GOVERNMENT CONTRACTING INSIGHTS CYBERSECURITY
Further Guidance for New Cyber Rule
Ahead of the Dec. 31 deadline for federal defense contractors to implement National Institute of Standards and Technology Special Publication 800-171, NIST released Draft Special Publication 800-171A, “Assessing Security Requirements for Controlled Unclassified Information.” This draft publication is designed to assist organizations in assessing compliance under SP 800-171.
Currently, there is no regulation or statute that imposes the draft on contractors. Rather, the draft publication is intended as guidance for organizations — both government and contractors — in developing assessment plans and conducting “efficient, effective and cost-effective” assessments of the implementation of security controls required by SP 800-171. The draft publication does not prescribe specific, required assessment procedures.

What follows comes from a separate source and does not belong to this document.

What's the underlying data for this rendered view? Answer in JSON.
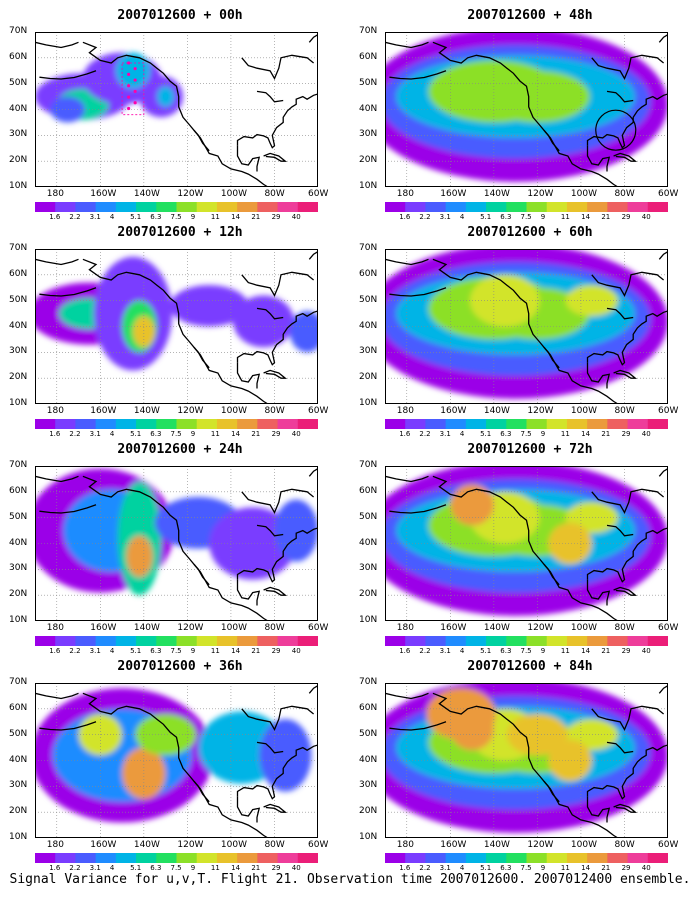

Instead, it provides a series of “flexible and tailorable” procedures that organizations could use for conducting assessments with each security control.
The draft publication recognizes multiple methods for con-ducting assessments: examining and interviewing to facilitate understanding, achieve clarification, or obtain evidence; and testing to compare actual results with expectations.
Following the format of SP 800-171, the draft groups its assessment procedures by the 14 families of controlled unclassified information security control requirements, and highlights how an assessor could examine, interview, or test each particular control at issue. It also recognizes that organizations may not need to test every control. Controls that are not applicable should be documented as non-applicable in the organization’s system security plan.
Consistent with its recent update to NIST Special Publication 800-53, “Security and Privacy Controls for Federal Information Systems and Organizations,” in creating this publication NIST used the term “system” rather than “information system” to reflect that controlled unclassified information needs to be safeguarded on a broader array of contractor information systems such as industrial and process control systems, cyber-physical systems and individual devices that are part of the internet of things.
Although it is unclear how the Defense Department intends to use the publication, the draft states that it was designed as “a starting point” for organizations to use in developing assessment plans and determining compliance with SP 800-171. In particular, the draft publication notes that “[o]rganizations can use the assessment procedures to generate evidence to support the assertion that the security requirements have been satisfied.” Such evidence could be used in a variety of ways, such as the basis for identifying security-related weaknesses in an information system, as an aid in source selection, or by the Defense Contract Management Agency when auditing contractor compliance with Defense Federal Acquisition Regulation Supplement clause 252.204-7012, “Safeguarding Covered Defense Information and Cyber Incident Reporting.”
Attached to the draft special publication is an appendix that provides supplemental guidance for implementing and assess-ing the controlled unclassified information security requirements in SP 800-171. As currently drafted, many of its security controls are only a sentence or two long. The supplemental guidance is based on the more fulsome “security controls in NIST Special Publication 800-53 and is provided to give assessors a better understanding of the mechanisms and procedures used to implement the safeguards employed to protect” controlled unclassified information.
NIST is in the process of revising SP 800-53, which only applies to federal systems. One of the stated objectives of the revised version, however, is to make the cybersecurity and privacy standards and guidelines accessible to non-federal and private sector organizations for voluntary use on their systems. As a result, because NIST is incorporating this guidance more explicitly, defense contractors may ultimately see a blurring of some of the requirements of SP 800-171 versus SP 800-53.
Shortly after NIST released its draft guidance, the Defense Department updated portions of its internal Procedures, Guidance and Information addressing compliance with the requirements of DFARS 252.204-7012. Although it is internal to the Defense Department, it provides contractors with insight into how the Pentagon interprets its own regulations.
The updated guidance made a variety of notable changes.It directs the requiring activity to create a “work statement or specification that includes the identification of covered defense information or operationally critical support.” This is consistent with department statements to industry that procuring entities are responsible for notifying contractors when contract performance involves covered defense information.
It also removed statements that said the safeguarding requirements apply until such time as the requiring activity removes or changes the designation, and that the contracting officer must coordinate with the requiring activity about disposition of controlled unclassified information associated with a contract.The updated guidance states that if a cyber incident involves multiple contracts, the Defense Department should designate one contracting officer to coordinate “additional actions required of the contractor.”
Additionally, it specifies that once the damage assessment is complete, the requiring activity must provide the contracting officer with a report that documents “actions taken to close out the cyber incident.” Previously, the guidance directed the requiring activity to provide the contracting officer with a “report documenting the findings from the damage assessment activities affecting covered defense information,” with a copy provided to the contractor. As revised, the requirement to pro-vide a copy of the report to the contactor has been eliminated.
These updates are consistent with the Defense Department’s attempts to clarify the interpretation of DFARS 252.204-7012 ahead of the Dec. 31 deadline.
Susan B. Cassidy is a partner, Ashden Fein is an associate and Evan R. Sherwood is an associate at Covington & Burling LLP.